• Preschool Writing Readiness •
As young children begin to realize print has meaning and all those letter symbols have a purpose, writing emerges.
Discovery Trials Early Learning Academy uses writing as a means to teach reading. As children scribble, draw pictures, pretend to write and sound out words, they are developing skills for reading. Children should have ample opportunity to practice these skills not only at school but at home as well.
It is important for children to have support for writing at home in addition to school. However, before a child can write, he or she needs to be ready so that success is imminent.
Here are some writing readiness signs your child will exhibit if he or she is ready to be a writer.
1. Your child will demonstrate a definite hand preference.
2. Your child will use his or her preferred hand for coloring, drawing, and scribbling.
3. Your child should be able to use the non-preferred hand as a stabilizer during two-handed activities like pouring water from a pitcher.
4. Your child holds a crayon, marker or pencil close to the tip with the first three fingers pointed toward the paper.
5. Your child can mimic and copy simple lines and shapes.
6. You notice your child is drawing people and objects and tells you who or what he/she has made.
7. Your child begins to make marks that resemble letters.
8. Simple mazes and short dot-to-dots can be completed.
9. Your child tries to stay in the lines when coloring pre-made pictures.
In order to support writing at home, here are a few suggestions that will help your child not only be victorious in writing but enjoy it as well.
- Writing is a whole-body experience: Build large muscles to support writing skills development with activities like playing catch, kicking a ball, riding a bike, running, skipping and climbing.
- Teach children the right way to write letters. This will make it easier for them later on and they will not need to “relearn” how to write. This can lead to frustration and the idea that writing is no fun.
a. Always start vertical letters from the top and write down to the bottom.
b. Horizontal letters go left to right.
c. Circular letters go counter-clockwise except for the letters B, b, P, p, R, r and uppercase D.

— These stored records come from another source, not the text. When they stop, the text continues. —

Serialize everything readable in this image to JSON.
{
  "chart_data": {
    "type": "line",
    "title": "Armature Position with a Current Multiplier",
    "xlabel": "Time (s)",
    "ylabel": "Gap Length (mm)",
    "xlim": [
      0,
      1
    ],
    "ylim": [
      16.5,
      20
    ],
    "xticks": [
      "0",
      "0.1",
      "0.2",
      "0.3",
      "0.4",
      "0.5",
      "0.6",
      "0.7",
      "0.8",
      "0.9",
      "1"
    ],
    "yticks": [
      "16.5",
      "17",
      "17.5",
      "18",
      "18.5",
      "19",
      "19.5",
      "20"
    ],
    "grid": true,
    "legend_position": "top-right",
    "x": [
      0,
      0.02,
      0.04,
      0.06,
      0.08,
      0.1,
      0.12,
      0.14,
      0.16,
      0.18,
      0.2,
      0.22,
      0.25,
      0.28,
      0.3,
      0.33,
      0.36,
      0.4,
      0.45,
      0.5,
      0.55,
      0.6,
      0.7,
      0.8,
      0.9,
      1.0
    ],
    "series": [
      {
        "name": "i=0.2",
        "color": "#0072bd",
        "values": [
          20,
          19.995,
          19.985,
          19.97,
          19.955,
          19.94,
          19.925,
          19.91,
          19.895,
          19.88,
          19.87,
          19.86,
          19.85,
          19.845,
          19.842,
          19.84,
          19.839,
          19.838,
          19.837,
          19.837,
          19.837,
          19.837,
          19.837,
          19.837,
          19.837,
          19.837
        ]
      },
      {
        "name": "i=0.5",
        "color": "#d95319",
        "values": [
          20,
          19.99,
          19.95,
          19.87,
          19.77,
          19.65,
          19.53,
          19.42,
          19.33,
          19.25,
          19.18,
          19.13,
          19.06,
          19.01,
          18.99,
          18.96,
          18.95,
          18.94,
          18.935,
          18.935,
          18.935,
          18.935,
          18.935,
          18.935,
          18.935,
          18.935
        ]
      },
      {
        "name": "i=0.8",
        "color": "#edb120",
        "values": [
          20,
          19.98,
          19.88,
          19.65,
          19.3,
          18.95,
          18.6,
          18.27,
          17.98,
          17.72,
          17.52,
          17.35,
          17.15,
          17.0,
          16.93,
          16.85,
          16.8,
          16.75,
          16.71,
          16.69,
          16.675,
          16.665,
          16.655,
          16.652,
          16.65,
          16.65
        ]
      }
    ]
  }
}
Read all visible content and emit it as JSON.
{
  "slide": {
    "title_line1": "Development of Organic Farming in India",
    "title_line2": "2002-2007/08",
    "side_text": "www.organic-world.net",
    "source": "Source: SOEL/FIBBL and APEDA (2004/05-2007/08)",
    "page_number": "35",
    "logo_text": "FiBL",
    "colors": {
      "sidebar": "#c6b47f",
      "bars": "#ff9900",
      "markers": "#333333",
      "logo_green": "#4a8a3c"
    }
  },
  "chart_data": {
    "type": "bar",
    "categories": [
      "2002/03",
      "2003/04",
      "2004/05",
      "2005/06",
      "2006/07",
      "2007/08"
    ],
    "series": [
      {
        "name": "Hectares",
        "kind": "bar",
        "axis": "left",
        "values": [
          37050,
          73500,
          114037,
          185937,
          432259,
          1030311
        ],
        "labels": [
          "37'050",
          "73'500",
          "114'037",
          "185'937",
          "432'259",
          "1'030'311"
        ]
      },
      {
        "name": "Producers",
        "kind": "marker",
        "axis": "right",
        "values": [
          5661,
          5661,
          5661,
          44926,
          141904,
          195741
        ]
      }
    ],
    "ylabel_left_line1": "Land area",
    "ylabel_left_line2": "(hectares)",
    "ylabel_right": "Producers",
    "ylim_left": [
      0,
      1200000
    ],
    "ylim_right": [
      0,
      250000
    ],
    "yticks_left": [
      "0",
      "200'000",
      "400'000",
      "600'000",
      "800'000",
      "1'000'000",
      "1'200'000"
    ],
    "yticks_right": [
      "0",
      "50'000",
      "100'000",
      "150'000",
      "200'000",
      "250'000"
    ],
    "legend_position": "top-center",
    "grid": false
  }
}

To make writing entertaining, there are a variety of tools that you can use to encourage your child to want to write.
• Pencils: The smaller the better. Use golf pencils or sharpen down regular-sized pencils.
• Pens: Children love to write like “grown-ups.”
• Crayons: The perfect medium. Crayons offer great feedback to children. If they press lightly, they get a fine line, if they press hard, they get a bold stroke. Crayons are also harder to manipulate helping children to strengthen the muscles in their hands.
• Colored Pencils: Provides feedback like a crayon but feels like a pencil.
• Markers: Very responsive and takes less effort than other writing tools.
• Chalk: Provides a wonderful tactile experience. Children “feel” the movement as they write. Chalk is also correctible and can be used on almost anything from paper, to chalkboards, to sidewalks.
• Unlined Paper: Use paper without lines until you see your child begin to write smaller and with control.
• Notebooks: Have your child pick out a cool notebook to inspire writing.
• Sticky Notes: How fun? Something to write and draw on and a sticker all-in-one.
• Butcher Paper: Large paper allows children to use large body movements to write and draw.
• Chalkboards and Easels: These offer opportunities for children to exercise their shoulder and arm muscles. These are the muscles that will give them support and stability when they start writing.
• Stationary and Homemade Letter Head: Adds creativity and fun to the experience.
Research shows that young children can naturally develop how to read and write through playful explorations (Fields, Groth, & Spangler, 2004). Writing is important to a child’s literacy learning process. All children, no matter where they are, are successful writers. Helping children along their journey will make this task effortless and enjoyable.